Scientists, too, are now able to better hear the planet's natural tectonic soundtrack. With the volume of humanity reduced, "we can detect smaller earthquakes, just like how it's easier to hear a phone ring in a library than at a rock concert," Labedz said.
Hernandez has also been able to hear more rumblings from the active volcano that Quito straddles, something attributed to the reduction of city noise. And on Koelemeijer's household seismometer, earthquakes of middling magnitudes emanating from distant continents, no longer buried by the rumble of rush hour traffic, are now showing up in the day.

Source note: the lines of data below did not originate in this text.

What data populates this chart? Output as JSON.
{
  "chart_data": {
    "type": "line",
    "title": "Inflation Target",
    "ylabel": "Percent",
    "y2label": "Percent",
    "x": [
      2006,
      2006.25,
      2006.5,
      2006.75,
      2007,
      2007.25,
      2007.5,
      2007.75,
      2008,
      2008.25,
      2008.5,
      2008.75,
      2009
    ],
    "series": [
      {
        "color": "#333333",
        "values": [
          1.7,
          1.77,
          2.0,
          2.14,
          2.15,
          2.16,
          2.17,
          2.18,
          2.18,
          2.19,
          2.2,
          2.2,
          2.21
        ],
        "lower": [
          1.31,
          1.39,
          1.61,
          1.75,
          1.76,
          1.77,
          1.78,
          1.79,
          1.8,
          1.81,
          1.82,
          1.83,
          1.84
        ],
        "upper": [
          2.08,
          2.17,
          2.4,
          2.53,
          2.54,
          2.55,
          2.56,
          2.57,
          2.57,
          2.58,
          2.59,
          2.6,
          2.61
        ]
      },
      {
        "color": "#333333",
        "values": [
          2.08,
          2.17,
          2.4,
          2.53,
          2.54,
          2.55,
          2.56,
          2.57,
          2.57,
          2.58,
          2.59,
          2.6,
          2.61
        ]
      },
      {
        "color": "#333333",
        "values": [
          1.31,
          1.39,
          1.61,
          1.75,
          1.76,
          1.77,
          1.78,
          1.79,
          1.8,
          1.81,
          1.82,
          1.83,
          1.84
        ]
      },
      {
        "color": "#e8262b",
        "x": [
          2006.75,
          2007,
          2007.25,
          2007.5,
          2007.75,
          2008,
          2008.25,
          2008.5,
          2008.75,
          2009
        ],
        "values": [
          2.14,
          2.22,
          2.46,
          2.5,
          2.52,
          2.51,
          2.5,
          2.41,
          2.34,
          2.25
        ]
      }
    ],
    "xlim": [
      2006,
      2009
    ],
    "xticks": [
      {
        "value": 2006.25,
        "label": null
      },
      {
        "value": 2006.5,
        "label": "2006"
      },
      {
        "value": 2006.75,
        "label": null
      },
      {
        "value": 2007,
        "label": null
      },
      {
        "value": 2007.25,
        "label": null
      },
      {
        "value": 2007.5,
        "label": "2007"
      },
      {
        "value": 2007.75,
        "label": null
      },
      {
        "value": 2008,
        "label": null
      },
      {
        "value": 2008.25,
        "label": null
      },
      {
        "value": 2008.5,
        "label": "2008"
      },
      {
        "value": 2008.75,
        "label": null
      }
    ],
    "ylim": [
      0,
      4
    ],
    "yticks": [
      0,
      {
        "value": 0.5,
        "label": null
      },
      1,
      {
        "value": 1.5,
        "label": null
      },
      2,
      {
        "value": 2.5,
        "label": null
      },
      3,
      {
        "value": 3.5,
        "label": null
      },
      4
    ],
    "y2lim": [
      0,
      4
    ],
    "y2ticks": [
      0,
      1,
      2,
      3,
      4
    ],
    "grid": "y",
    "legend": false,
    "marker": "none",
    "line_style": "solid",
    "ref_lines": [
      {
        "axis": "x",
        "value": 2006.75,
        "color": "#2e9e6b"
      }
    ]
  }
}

A cleaner and more frequent detection of Earth's seismic activity grants seismologists a less filtered look into the planet's interior. Although many seismometers are purposefully located far from cities, plenty of urban areas — especially those in seismically hyperactive parts of the planet — are peppered with seismometers. In this time of human quiescence, the creaking of some potentially dangerous faults may be detected better than ever.
Academic benefits aside, many scientists are heartened to see that the lockdowns' seismic signatures are visible in dozens of populous cities across the world. Noise levels in many of them show no sign of increasing, and in some places, like London, they have dropped over time. That "indicates more and more people are taking it seriously and thus doing their best to flatten the curve," Koelemeijer said.
But footsteps are far quieter than traffic, so seismometers won't necessarily betray people who are evading the lockdown measures. "Whenever I look out onto the balcony these days, I still see too many people walking around," Satriano said.
Don't be tempted by sunnier days ahead. "Stay home, stay safe," he added.